Sarkhel et al. plot multiple graphs, one for each domain size, showing the variation in cost with increasing time. The maximum domain size considered is 500. Unlike our paper, there is no single graph plotting time (or memory) with varying domain size. Further, the real scalability test comes after around size 500 (as shown by our figure 1(a) for IE or 2(a) for FS) where the two algorithms start to take different times to reach the optimal. For Student (figure 2(a) in the supplement), NSLGRB can't even reach the optimal beyond the domain size of 125. Our memory graphs (1(c), 2(c) in the main paper and 2(c) in the supplement) clearly show the benefit of SOLGRB over NSLGRB.
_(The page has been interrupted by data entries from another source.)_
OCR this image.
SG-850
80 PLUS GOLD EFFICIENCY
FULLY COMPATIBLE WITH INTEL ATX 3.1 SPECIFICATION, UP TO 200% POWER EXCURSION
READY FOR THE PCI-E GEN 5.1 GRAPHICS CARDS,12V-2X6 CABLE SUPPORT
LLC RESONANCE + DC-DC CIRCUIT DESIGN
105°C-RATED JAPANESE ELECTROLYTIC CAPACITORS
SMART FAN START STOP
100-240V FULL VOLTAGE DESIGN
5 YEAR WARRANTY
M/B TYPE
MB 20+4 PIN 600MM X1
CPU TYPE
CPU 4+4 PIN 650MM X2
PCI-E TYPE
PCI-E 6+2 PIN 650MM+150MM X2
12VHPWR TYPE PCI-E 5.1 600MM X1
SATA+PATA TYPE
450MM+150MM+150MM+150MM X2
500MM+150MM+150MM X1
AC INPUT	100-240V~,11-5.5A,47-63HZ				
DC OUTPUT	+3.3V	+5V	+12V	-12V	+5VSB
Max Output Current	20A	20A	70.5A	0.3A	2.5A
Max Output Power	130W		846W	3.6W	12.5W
Figure 4 in Sarkhel et al. plots the optimal cost with varying domain size but it is only done upto size 100 which is very small and does not give much information about scalability of the algorithm for larger domain sizes (no such plot for IE has been given).

We will take into account the suggestions about including the example and the pseudocode in the final version (space permitting).

We believe there has been a misunderstanding with regards to Theorem 4.2. The theorem only claims that whenever decomposer is applicable, single occurrence is also applicable. The other way round is clearly not true. As in the proof of Theorem 4.2, in addition to being single occurrence, a decomposer also requires that the variable be present in every predicate in the formula which is very restrictive. Let us revisit the example in the text (Section 3.1 and Section 4.2):
Parent(X,Y) ^ Friend(Y,Z) => Knows(X,Z). Here, every variable is single occurrence but there are no decomposers. It's not difficult to come up with additional such examples. So, our single occurrence rule is definitely a novel contribution.

Similarly, we argue that our tautology at extremes (second) rule is a novel one. To the best of our knowledge, none of the previous works have come up with such a rule in any form. Sarkhel et al. introduce a notion of extreme assignments only in a very restricted setting of non-shared MLNs. Further, they have not used this idea to come up with a rule similar to ours. This is a very powerful rule enabling us to handle difficult formulas such as symmetry and transitivity which could not be dealt with earlier.

Our contribution also becomes significant given that there are only a few lifted inference rules in the literature where the key ones include Conditioning, Decomposition, Binomial rule, Lifted Decomposition, Sarkhel et al.'s rule and Partial Grounding (when nothing else applies). Our paper adds two additional rules (for MAP problem) which advances the state of the art substantially.

We have tried to perform a fair experimental analysis by considering domains (real as well as artificial) from similar existing work (IE, Student domains in Sarkhel et al.) as well as other existing MLN benchmarks (FS domain).

Our proposed rules already cover a large class of MLN theories which could not be efficiently handled earlier. For the domains that we experimented with, we always found single occurrence variables to reduce the theory on. When there are no more single occurrence variables, combining our rules with other existing lifting rules can lead to greater simplification of the theory as outlined in Section 7. Exploring this in detail is a part of the future work.